SegFormer Input Size Consistency: RandomResizedCrop vs Resize

Hi all, I’m new to PyTorch and currently training a SegFormer model on the Cityscapes dataset.

While experimenting with a custom augmentation pipeline I found on GitHub, I noticed something curious: using RandomResizedCrop for training data and Resize for validation data leads to inconsistent input/mask shapes.

  • My original images are of shape (1024, 2048).
  • For training, I’m using RandomResizedCrop(size=(512, 512), scale=(0.5, 2.0)).
  • For validation, I use Resize(size=(512, 512)).

After augmentation:

  • Training images/masks are of shape (512, 512).
  • Validation images/masks become (512, 1024) — presumably due to the aspect ratio being preserved during resizing.

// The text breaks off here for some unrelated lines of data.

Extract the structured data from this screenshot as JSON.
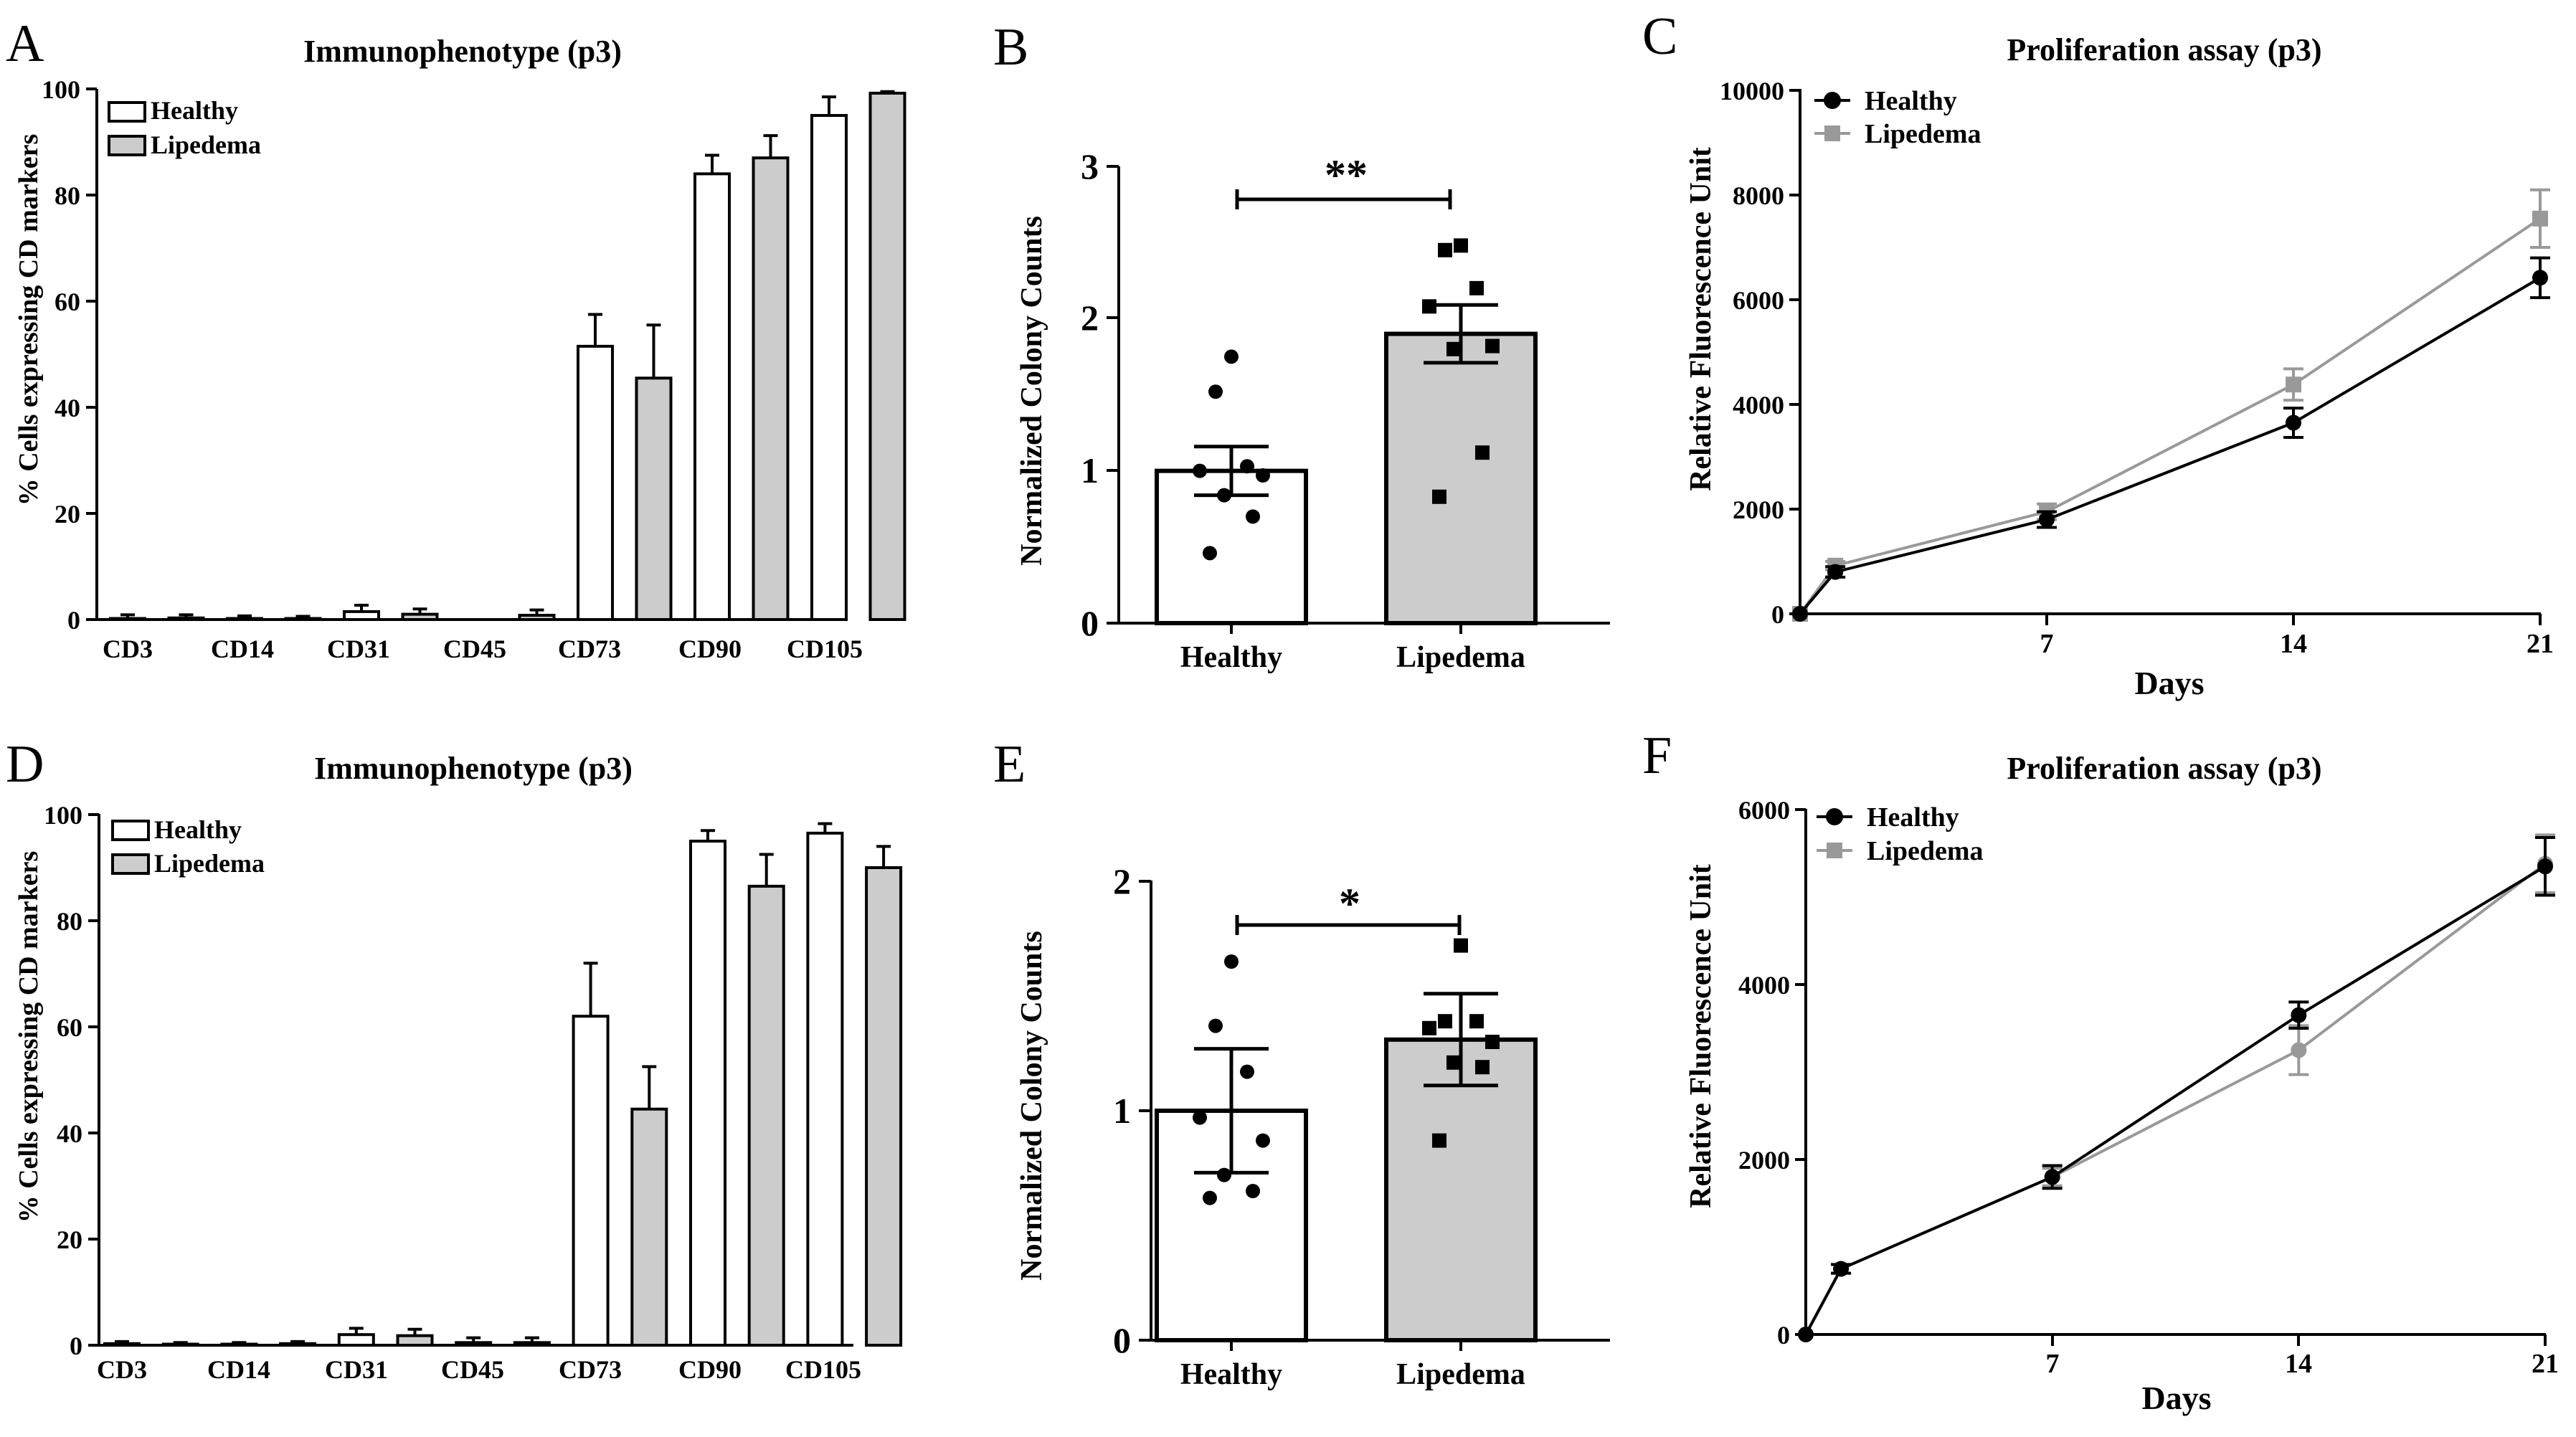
{
  "figure": {
    "panels": [
      "A",
      "B",
      "C",
      "D",
      "E",
      "F"
    ]
  },
  "colors": {
    "healthy_bar": "#ffffff",
    "lipedema_bar": "#cccccc",
    "healthy_line": "#000000",
    "lipedema_line": "#999999",
    "ink": "#000000"
  },
  "chart_data": [
    {
      "panel": "A",
      "type": "bar",
      "title": "Immunophenotype (p3)",
      "ylabel": "% Cells expressing CD markers",
      "xlabel": "",
      "ylim": [
        0,
        100
      ],
      "yticks": [
        "0",
        "20",
        "40",
        "60",
        "80",
        "100"
      ],
      "categories": [
        "CD3",
        "CD14",
        "CD31",
        "CD45",
        "CD73",
        "CD90",
        "CD105"
      ],
      "legend": [
        "Healthy",
        "Lipedema"
      ],
      "legend_position": "top-left",
      "series": [
        {
          "name": "Healthy",
          "values": [
            0.2,
            0.2,
            1.5,
            0.0,
            51.5,
            84.0,
            95.0
          ],
          "errors": [
            0.7,
            0.5,
            1.2,
            0.0,
            6.0,
            3.5,
            3.5
          ]
        },
        {
          "name": "Lipedema",
          "values": [
            0.3,
            0.2,
            1.0,
            0.8,
            45.5,
            87.0,
            99.2
          ],
          "errors": [
            0.6,
            0.4,
            1.0,
            1.0,
            10.0,
            4.2,
            0.3
          ]
        }
      ]
    },
    {
      "panel": "B",
      "type": "bar",
      "title": "",
      "ylabel": "Normalized Colony Counts",
      "xlabel": "",
      "ylim": [
        0,
        3
      ],
      "yticks": [
        "0",
        "1",
        "2",
        "3"
      ],
      "categories": [
        "Healthy",
        "Lipedema"
      ],
      "values": [
        1.0,
        1.9
      ],
      "errors": [
        0.16,
        0.19
      ],
      "significance": "**",
      "points": [
        {
          "group": "Healthy",
          "values": [
            1.75,
            1.52,
            1.03,
            1.0,
            0.97,
            0.84,
            0.7,
            0.46
          ]
        },
        {
          "group": "Lipedema",
          "values": [
            2.48,
            2.45,
            2.2,
            2.08,
            1.82,
            1.8,
            1.12,
            0.83
          ]
        }
      ]
    },
    {
      "panel": "C",
      "type": "line",
      "title": "Proliferation assay (p3)",
      "ylabel": "Relative Fluorescence Unit",
      "xlabel": "Days",
      "xlim": [
        0,
        21
      ],
      "ylim": [
        0,
        10000
      ],
      "xticks": [
        "7",
        "14",
        "21"
      ],
      "yticks": [
        "0",
        "2000",
        "4000",
        "6000",
        "8000",
        "10000"
      ],
      "legend": [
        "Healthy",
        "Lipedema"
      ],
      "legend_position": "top-left",
      "series": [
        {
          "name": "Healthy",
          "marker": "circle",
          "x": [
            0,
            1,
            7,
            14,
            21
          ],
          "values": [
            0,
            800,
            1800,
            3650,
            6420
          ],
          "errors": [
            0,
            100,
            150,
            280,
            380
          ]
        },
        {
          "name": "Lipedema",
          "marker": "square",
          "x": [
            0,
            1,
            7,
            14,
            21
          ],
          "values": [
            0,
            920,
            1950,
            4380,
            7550
          ],
          "errors": [
            0,
            80,
            150,
            300,
            550
          ]
        }
      ]
    },
    {
      "panel": "D",
      "type": "bar",
      "title": "Immunophenotype (p3)",
      "ylabel": "% Cells expressing CD markers",
      "xlabel": "",
      "ylim": [
        0,
        100
      ],
      "yticks": [
        "0",
        "20",
        "40",
        "60",
        "80",
        "100"
      ],
      "categories": [
        "CD3",
        "CD14",
        "CD31",
        "CD45",
        "CD73",
        "CD90",
        "CD105"
      ],
      "legend": [
        "Healthy",
        "Lipedema"
      ],
      "legend_position": "top-left",
      "series": [
        {
          "name": "Healthy",
          "values": [
            0.3,
            0.2,
            2.0,
            0.5,
            62.0,
            95.0,
            96.5
          ],
          "errors": [
            0.4,
            0.3,
            1.2,
            0.9,
            10.0,
            2.0,
            1.8
          ]
        },
        {
          "name": "Lipedema",
          "values": [
            0.2,
            0.3,
            1.8,
            0.5,
            44.5,
            86.5,
            90.0
          ],
          "errors": [
            0.3,
            0.4,
            1.2,
            0.9,
            8.0,
            6.0,
            4.0
          ]
        }
      ]
    },
    {
      "panel": "E",
      "type": "bar",
      "title": "",
      "ylabel": "Normalized Colony Counts",
      "xlabel": "",
      "ylim": [
        0,
        2
      ],
      "yticks": [
        "0",
        "1",
        "2"
      ],
      "categories": [
        "Healthy",
        "Lipedema"
      ],
      "values": [
        1.0,
        1.31
      ],
      "errors": [
        0.27,
        0.2
      ],
      "significance": "*",
      "points": [
        {
          "group": "Healthy",
          "values": [
            1.65,
            1.37,
            1.17,
            0.97,
            0.87,
            0.72,
            0.65,
            0.62
          ]
        },
        {
          "group": "Lipedema",
          "values": [
            1.72,
            1.39,
            1.39,
            1.36,
            1.3,
            1.21,
            1.19,
            0.87
          ]
        }
      ]
    },
    {
      "panel": "F",
      "type": "line",
      "title": "Proliferation assay (p3)",
      "ylabel": "Relative Fluorescence Unit",
      "xlabel": "Days",
      "xlim": [
        0,
        21
      ],
      "ylim": [
        0,
        6000
      ],
      "xticks": [
        "7",
        "14",
        "21"
      ],
      "yticks": [
        "0",
        "2000",
        "4000",
        "6000"
      ],
      "legend": [
        "Healthy",
        "Lipedema"
      ],
      "legend_position": "top-left",
      "series": [
        {
          "name": "Healthy",
          "marker": "circle",
          "x": [
            0,
            1,
            7,
            14,
            21
          ],
          "values": [
            0,
            750,
            1800,
            3650,
            5350
          ],
          "errors": [
            0,
            50,
            130,
            150,
            330
          ]
        },
        {
          "name": "Lipedema",
          "marker": "circle",
          "x": [
            0,
            1,
            7,
            14,
            21
          ],
          "values": [
            0,
            750,
            1800,
            3250,
            5380
          ],
          "errors": [
            0,
            50,
            100,
            280,
            330
          ]
        }
      ]
    }
  ]
}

I’ve read that maintaining aspect ratio is important for semantic segmentation, but I’m now wondering:
How important is it to also maintain consistent input sizes between training and validation? Will this difference in shape negatively affect evaluation or model performance?

Thanks in advance!

I couldn`t reproduce this results on colab.
But for semantic segmentation is very important that you keep the aspect ratio, so the model can get the patterns and learn the features of the dataset. The model learns global and local features, so if you get different features it may perform poorly. The best experiment is to try both ways while keep tracking on the metrics, and after that you will have the real answer, the results will depend on what your data looks like too.

Thanks a lot, I got the idea, the important is more on keeping aspect ratio than keeping same input shape at the end.

1 Like